Sounds like the shorts had it right.

That brings us back to the agitation for a short selling ban on bank stocks. The American Bankers Assn.’s letter to Gensler is a masterpiece of the genre. It wrings its figurative hands over short sales that “do not appear to reflect the issuers’ financial status or general industry conditions.”

Indeed, the bankers say, short sales have followed “relatively favorable earnings reports.” The letter complains about “extensive social media engagement about the health of various banks … disconnected from the underlying financial realities.”

In truth, the underlying financial reality of commercial banks is that they live on a knife edge that in any other sector would suggest impending disaster.

Put simply, they fund long-term investments with short-term borrowings.

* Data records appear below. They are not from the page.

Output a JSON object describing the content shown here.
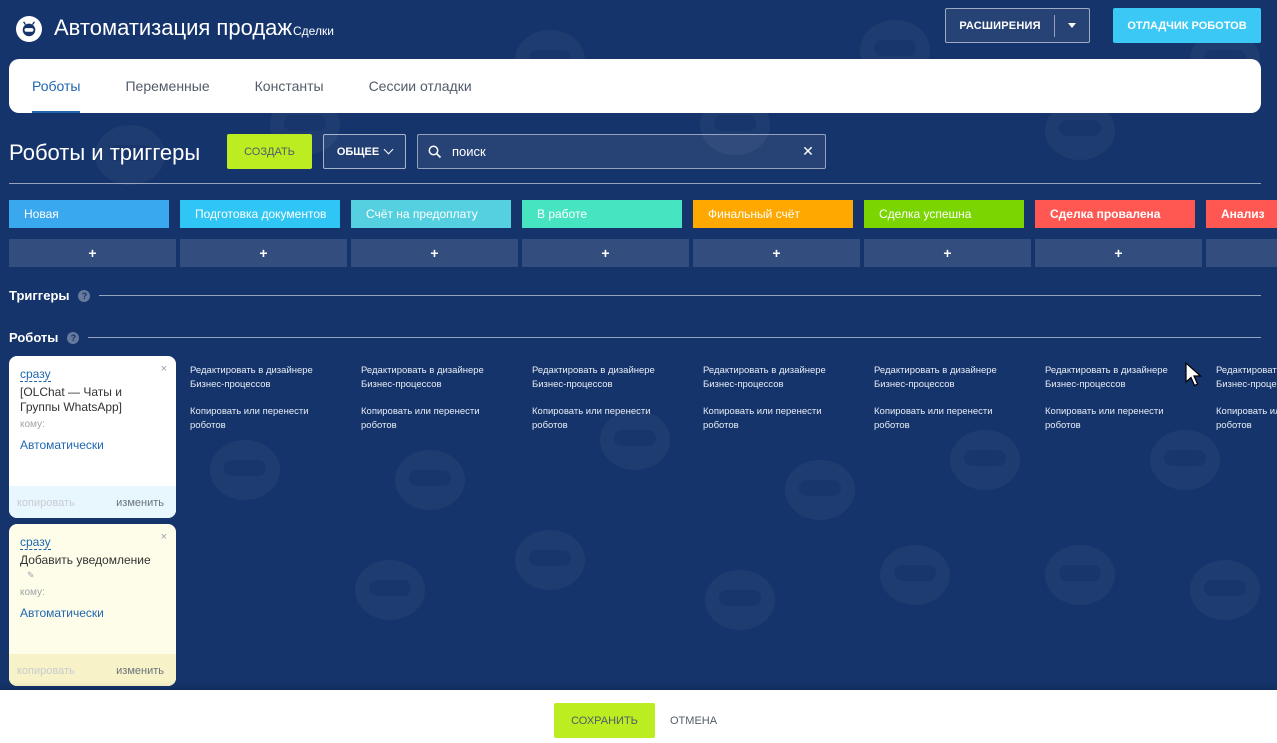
{
  "header": {
    "title": "Автоматизация продаж",
    "subtitle": "Сделки",
    "extensions_label": "РАСШИРЕНИЯ",
    "debugger_label": "ОТЛАДЧИК РОБОТОВ"
  },
  "tabs": [
    {
      "label": "Роботы",
      "active": true
    },
    {
      "label": "Переменные",
      "active": false
    },
    {
      "label": "Константы",
      "active": false
    },
    {
      "label": "Сессии отладки",
      "active": false
    }
  ],
  "toolbar": {
    "heading": "Роботы и триггеры",
    "create_label": "СОЗДАТЬ",
    "filter_label": "ОБЩЕЕ",
    "search_value": "поиск"
  },
  "stages": [
    {
      "label": "Новая",
      "color": "#39a8ef"
    },
    {
      "label": "Подготовка документов",
      "color": "#2fc6f6"
    },
    {
      "label": "Счёт на предоплату",
      "color": "#55d0e0"
    },
    {
      "label": "В работе",
      "color": "#47e4c2"
    },
    {
      "label": "Финальный счёт",
      "color": "#ffa900"
    },
    {
      "label": "Сделка успешна",
      "color": "#7bd500"
    },
    {
      "label": "Сделка провалена",
      "color": "#ff5752"
    },
    {
      "label": "Анализ",
      "color": "#ff5752"
    }
  ],
  "add_symbol": "+",
  "sections": {
    "triggers": "Триггеры",
    "robots": "Роботы",
    "help": "?"
  },
  "robot_cards": [
    {
      "when": "сразу",
      "name": "[OLChat — Чаты и Группы WhatsApp]",
      "to_label": "кому:",
      "recipient": "Автоматически",
      "copy_label": "копировать",
      "edit_label": "изменить",
      "close": "×"
    },
    {
      "when": "сразу",
      "name": "Добавить уведомление",
      "to_label": "кому:",
      "recipient": "Автоматически",
      "copy_label": "копировать",
      "edit_label": "изменить",
      "close": "×"
    }
  ],
  "column_links": {
    "edit_designer": "Редактировать в дизайнере Бизнес-процессов",
    "copy_move": "Копировать или перенести роботов"
  },
  "footer": {
    "save_label": "СОХРАНИТЬ",
    "cancel_label": "ОТМЕНА"
  }
}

That is, they invest in assets such as long-term loans, Treasury securities and mortgages with durations as long as 30 years, backed by customer deposits that can be withdrawn at any moment by a single phone call or the click of a mouse.

That’s precisely the practice that brought down Silicon Valley Bank and others that crashed in recent weeks: Depositors pulled billions of dollars in deposits, leaving the banks stranded with assets that had cratered in real value because interest rates had risen rapidly.

The “relatively favorable earnings reports” of many banks were based on sleight-of-hand, which investors finally noticed. The banks acknowledged on their balance sheets that they had losses pending on assets they were poised to sell into a falling market. But they didn’t count unrealized losses on assets that they planned to hold to maturity, when they’d be guaranteed to get their original investments back.

When the deposits fled, investors quite naturally took a closer look at those supposedly secure assets, and realized that in real, fundamental terms the banks were insolvent. That they started selling shares was as natural a reaction as your knee twitching when the doctor tests your reflexes.

Tellingly, the ABA letter never specifies what it means by short sellers’ “manipulation and abuse” that it wants the SEC to stamp out.

The bankers say they want to “restore investor confidence.” If that’s so, they’re barking up the wrong tree. Nothing will undermine investor confidence more than the impression that the nation’s chief financial regulator is out to rig the markets to favor executives looking for a free hand to paint their companies as positively as they wish, the truth be damned.